LOCAL plans are important. If they are allowed to get adopted without being challenged, there is nothing anybody can do to stop unwanted development proposed in the plans. This particularly applies to the Joint Waste and Minerals Plan.

The policies of this plan would allow the development of 10 fracking pads per 38 square miles (100 square kilometres – p.92 para 5.137). If evenly spaced, this equates to a grid of production sites (each of about two hectares) approximately every three miles in every direction.

Each pad will generate noise by continuous drilling, be lit up like a Christmas tree at night, clog up our country lanes with huge HGVs, and probably cause considerable pollution. It will completely industrialise the Vale of Pickering and the Yorkshire Wolds.
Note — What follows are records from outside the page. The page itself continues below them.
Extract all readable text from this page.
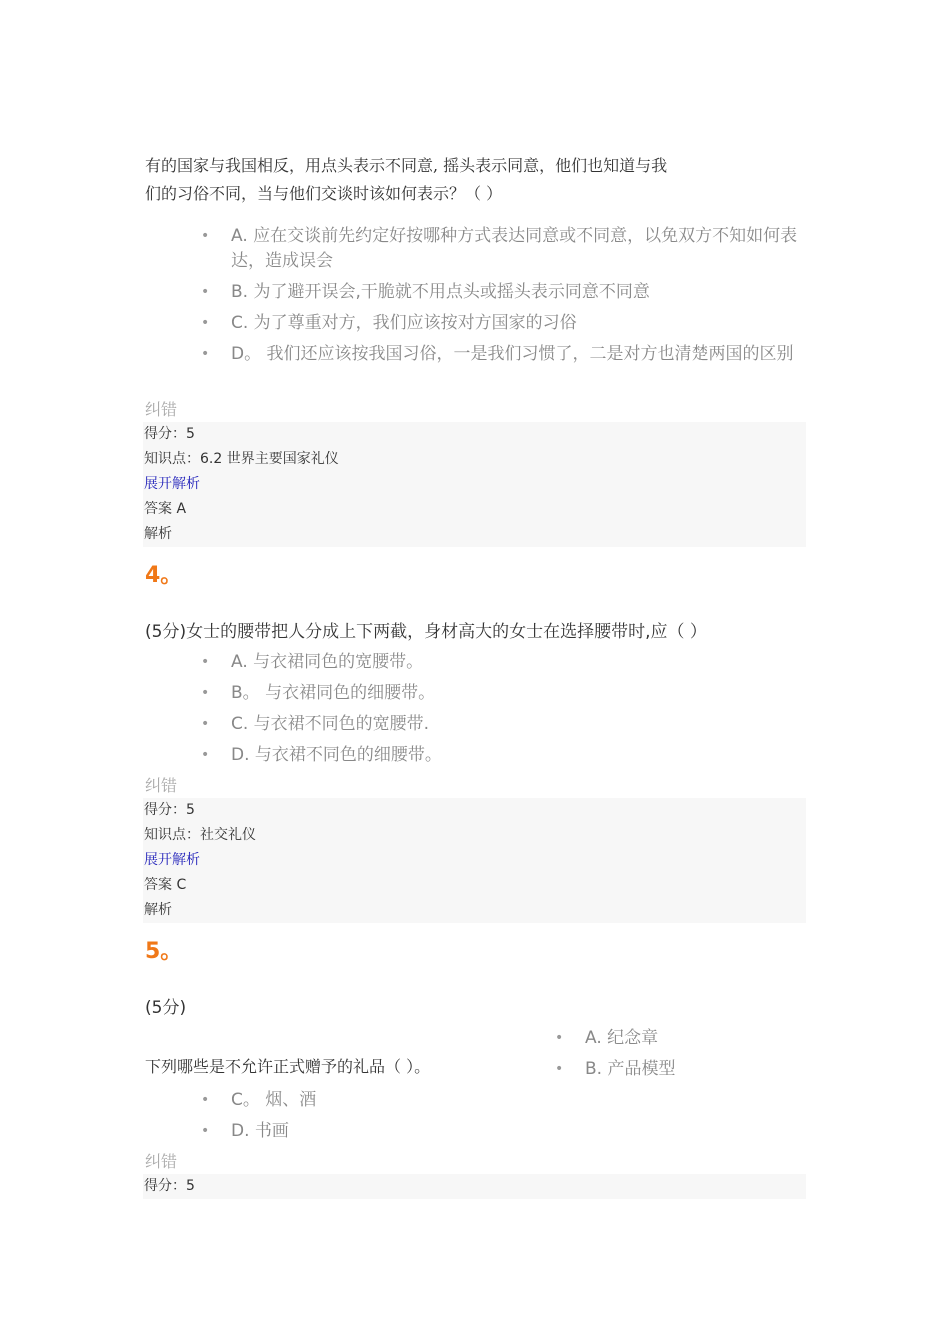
有的国家与我国相反，用点头表示不同意, 摇头表示同意，他们也知道与我
们的习俗不同，当与他们交谈时该如何表示？（ ）
• A. 应在交谈前先约定好按哪种方式表达同意或不同意，以免双方不知如何表达，造成误会
• B. 为了避开误会,干脆就不用点头或摇头表示同意不同意
• C. 为了尊重对方，我们应该按对方国家的习俗
• D。 我们还应该按我国习俗，一是我们习惯了，二是对方也清楚两国的区别
纠错
得分：5
知识点：6.2 世界主要国家礼仪
展开解析
答案 A
解析
4。
(5分)女士的腰带把人分成上下两截，身材高大的女士在选择腰带时,应（ ）
• A. 与衣裙同色的宽腰带。
• B。 与衣裙同色的细腰带。
• C. 与衣裙不同色的宽腰带.
• D. 与衣裙不同色的细腰带。
纠错
得分：5
知识点：社交礼仪
展开解析
答案 C
解析
5。
(5分)
• A. 纪念章
• B. 产品模型
下列哪些是不允许正式赠予的礼品（ ）。
• C。 烟、酒
• D. 书画
纠错
得分：5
This makes me very angry because I objected to another local plan – the Ryedale Plan – on the grounds that it imposed all new development onto the towns of Ryedale where there is insufficient infrastructure to support it, and left the villages (outside 10 service villages) and the open countryside untouched.
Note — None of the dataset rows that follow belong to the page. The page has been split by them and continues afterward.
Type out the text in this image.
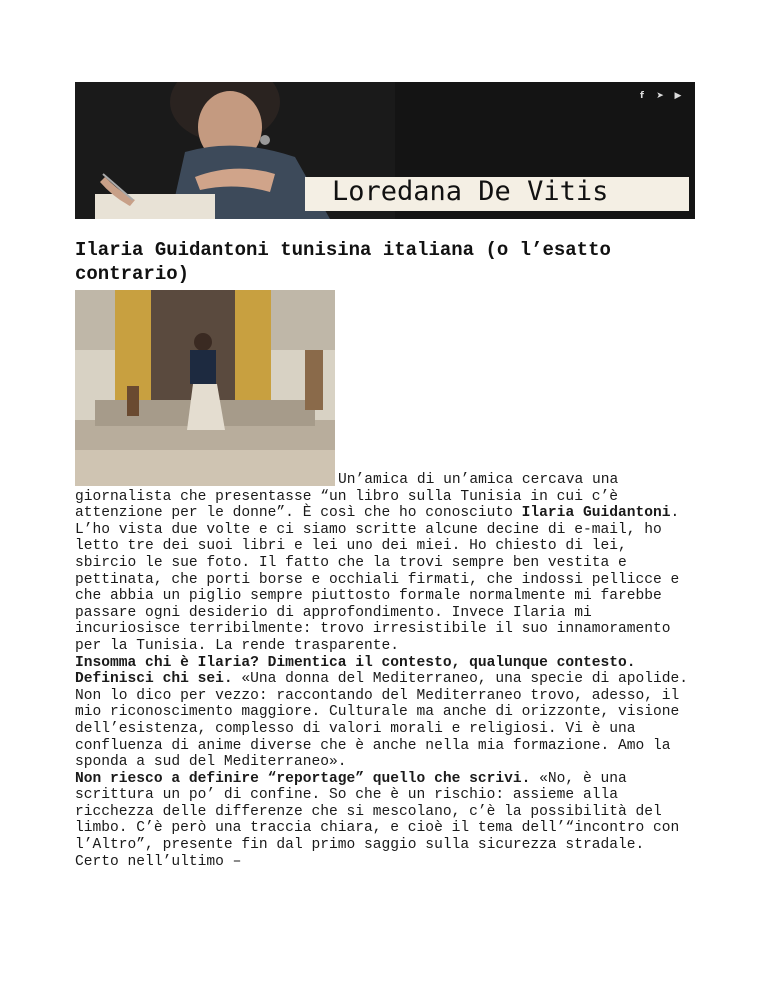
f	➤	▶
Loredana De Vitis
Ilaria Guidantoni tunisina italiana (o l’esatto contrario)

Un’amica di un’amica cercava una

giornalista che presentasse “un libro sulla Tunisia in cui c’è attenzione per le donne”. È così che ho conosciuto Ilaria Guidantoni. L’ho vista due volte e ci siamo scritte alcune decine di e-mail, ho letto tre dei suoi libri e lei uno dei miei. Ho chiesto di lei, sbircio le sue foto. Il fatto che la trovi sempre ben vestita e pettinata, che porti borse e occhiali firmati, che indossi pellicce e che abbia un piglio sempre piuttosto formale normalmente mi farebbe passare ogni desiderio di approfondimento. Invece Ilaria mi incuriosisce terribilmente: trovo irresistibile il suo innamoramento per la Tunisia. La rende trasparente.

Insomma chi è Ilaria? Dimentica il contesto, qualunque contesto. Definisci chi sei. «Una donna del Mediterraneo, una specie di apolide. Non lo dico per vezzo: raccontando del Mediterraneo trovo, adesso, il mio riconoscimento maggiore. Culturale ma anche di orizzonte, visione dell’esistenza, complesso di valori morali e religiosi. Vi è una confluenza di anime diverse che è anche nella mia formazione. Amo la sponda a sud del Mediterraneo».

Non riesco a definire “reportage” quello che scrivi. «No, è una scrittura un po’ di confine. So che è un rischio: assieme alla ricchezza delle differenze che si mescolano, c’è la possibilità del limbo. C’è però una traccia chiara, e cioè il tema dell’“incontro con l’Altro”, presente fin dal primo saggio sulla sicurezza stradale. Certo nell’ultimo –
In July 2012, I attended the Examination in Public into the Ryedale Plan to make these points. However, the inspector was advised of the environmental considerations which had encouraged the council to direct so much new development to the towns, and the need to protect our beautiful countryside by making virtually the whole of Ryedale outside the AONB, the National Park and the towns, an area of high local amenity which required special protection.
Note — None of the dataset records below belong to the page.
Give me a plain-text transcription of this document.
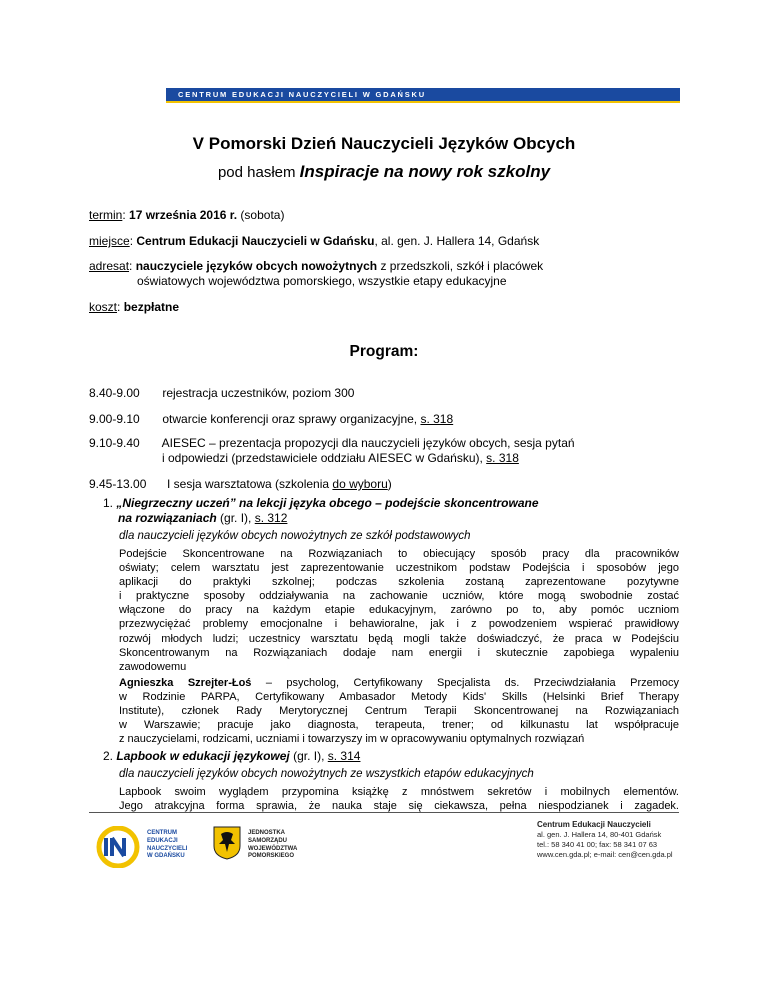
CENTRUM EDUKACJI NAUCZYCIELI W GDAŃSKU
V Pomorski Dzień Nauczycieli Języków Obcych
pod hasłem Inspiracje na nowy rok szkolny
termin: 17 września 2016 r. (sobota)
miejsce: Centrum Edukacji Nauczycieli w Gdańsku, al. gen. J. Hallera 14, Gdańsk
adresat: nauczyciele języków obcych nowożytnych z przedszkoli, szkół i placówek
oświatowych województwa pomorskiego, wszystkie etapy edukacyjne
koszt: bezpłatne
Program:
8.40-9.00 rejestracja uczestników, poziom 300
9.00-9.10 otwarcie konferencji oraz sprawy organizacyjne, s. 318
9.10-9.40 AIESEC – prezentacja propozycji dla nauczycieli języków obcych, sesja pytań
i odpowiedzi (przedstawiciele oddziału AIESEC w Gdańsku), s. 318
9.45-13.00 I sesja warsztatowa (szkolenia do wyboru)
1. „Niegrzeczny uczeń” na lekcji języka obcego – podejście skoncentrowane
na rozwiązaniach (gr. I), s. 312
dla nauczycieli języków obcych nowożytnych ze szkół podstawowych
Podejście Skoncentrowane na Rozwiązaniach to obiecujący sposób pracy dla pracowników
oświaty; celem warsztatu jest zaprezentowanie uczestnikom podstaw Podejścia i sposobów jego
aplikacji do praktyki szkolnej; podczas szkolenia zostaną zaprezentowane pozytywne
i praktyczne sposoby oddziaływania na zachowanie uczniów, które mogą swobodnie zostać
włączone do pracy na każdym etapie edukacyjnym, zarówno po to, aby pomóc uczniom
przezwyciężać problemy emocjonalne i behawioralne, jak i z powodzeniem wspierać prawidłowy
rozwój młodych ludzi; uczestnicy warsztatu będą mogli także doświadczyć, że praca w Podejściu
Skoncentrowanym na Rozwiązaniach dodaje nam energii i skutecznie zapobiega wypaleniu
zawodowemu
Agnieszka Szrejter-Łoś – psycholog, Certyfikowany Specjalista ds. Przeciwdziałania Przemocy
w Rodzinie PARPA, Certyfikowany Ambasador Metody Kids' Skills (Helsinki Brief Therapy
Institute), członek Rady Merytorycznej Centrum Terapii Skoncentrowanej na Rozwiązaniach
w Warszawie; pracuje jako diagnosta, terapeuta, trener; od kilkunastu lat współpracuje
z nauczycielami, rodzicami, uczniami i towarzyszy im w opracowywaniu optymalnych rozwiązań
2. Lapbook w edukacji językowej (gr. I), s. 314
dla nauczycieli języków obcych nowożytnych ze wszystkich etapów edukacyjnych
Lapbook swoim wyglądem przypomina książkę z mnóstwem sekretów i mobilnych elementów.
Jego atrakcyjna forma sprawia, że nauka staje się ciekawsza, pełna niespodzianek i zagadek.
CENTRUM
EDUKACJI
NAUCZYCIELI
W GDAŃSKU
JEDNOSTKA
SAMORZĄDU
WOJEWÓDZTWA
POMORSKIEGO
Centrum Edukacji Nauczycieli
al. gen. J. Hallera 14, 80-401 Gdańsk
tel.: 58 340 41 00; fax: 58 341 07 63
www.cen.gda.pl; e-mail: cen@cen.gda.pl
The Ryedale Plan was adopted with the full knowledge and approval of county.

And now county planners are seeking to impose on the same countryside which they have tried so hard to protect from housing and employment development, a form of development which will industrialise it. This is outrageous.

Councillor Paul Andrews, Malton Ward RDC

MPs have a duty

I HAD hoped to avoid further comment on the increasingly bitter debate over Brexit, but D Loxley’s erroneous and misinformed attack on our judges and MP’s requires a response (Gazette & Herald, November 30).

Firstly, he quite wrongly castigates our legal system as a bureaucratic imposition which “destroys democracy”. In England and Wales the basis of the system is the Common Law, painfully evolved over a 1,000 years, and which underpins our rights and democracy. Judges interpret and uphold the law.

Secondly, his turgid cod-lecture on the British Constitution demonstrates a considerable level of misunderstanding, which a cursory reading of Bagehot would have avoided. MPs are not delegates, as he implies, required to unquestioningly follow the electorates wishes. They are fully entitled to vote according to their own conscience and judgement, as they did many years ago in abolishing the death penalty.

Thirdly, leave only won the referendum by a narrow majority, and allowing for those who chose not to vote, barely 37 per cent of the public voted to leave. Hardly overwhelming.

Furthermore, the terms on which they voted were unclear, especially as the leave campaign lied through its teeth about the consequences.

Some people are now beginning to realise they were misled, as has recently been demonstrated by the dramatic Liberal Democrat victory in Richmond, a campaign almost entirely focused on Brexit. Presumably Mr Loxley thinks this was also undemocratic.

MPs have, therefore, every reason, and indeed a duty, to assess critically the practical consequences of leaving the European Union and to ignore the threats of Mr Loxley that they “will be out of a job if they prevaricate beyond March 31, 2017”.

Michael Gwilliam, Norton

Thanks for support

I’D like to thank everyone who supported or came to our Small Business Saturday event, and launch of the #helmsangels Angel festival.

We have a long list of thank you letters to write to everyone who helped make the day a success; planning, volunteering, giving & entertaining, too many to name here individually.

We have had so much wonderful feedback from all around, which makes all the hard work worthwhile; about the event, the town lights and the angel displays. Helmsley’s community spirit and unique Christmas atmosphere shines bright.

Watch this space for exciting plans in the New Year, but for now we’d like to wish you a very Happy Christmas and thank you all for spending local and helping us to keep Helmsley a special place to live, work and visit.

Carolyn Frank, chairman, Helmsley in Business

Concert success

A WARM thank you to all the people who attended and organised the concert we gave for the refugee charities, Help Refugees, Rob Lawrie’s charity and Khora.

A special thanks to the headline act Sarah Jane Morris and Antonio Forcione. A total of £2,443.72 was raised.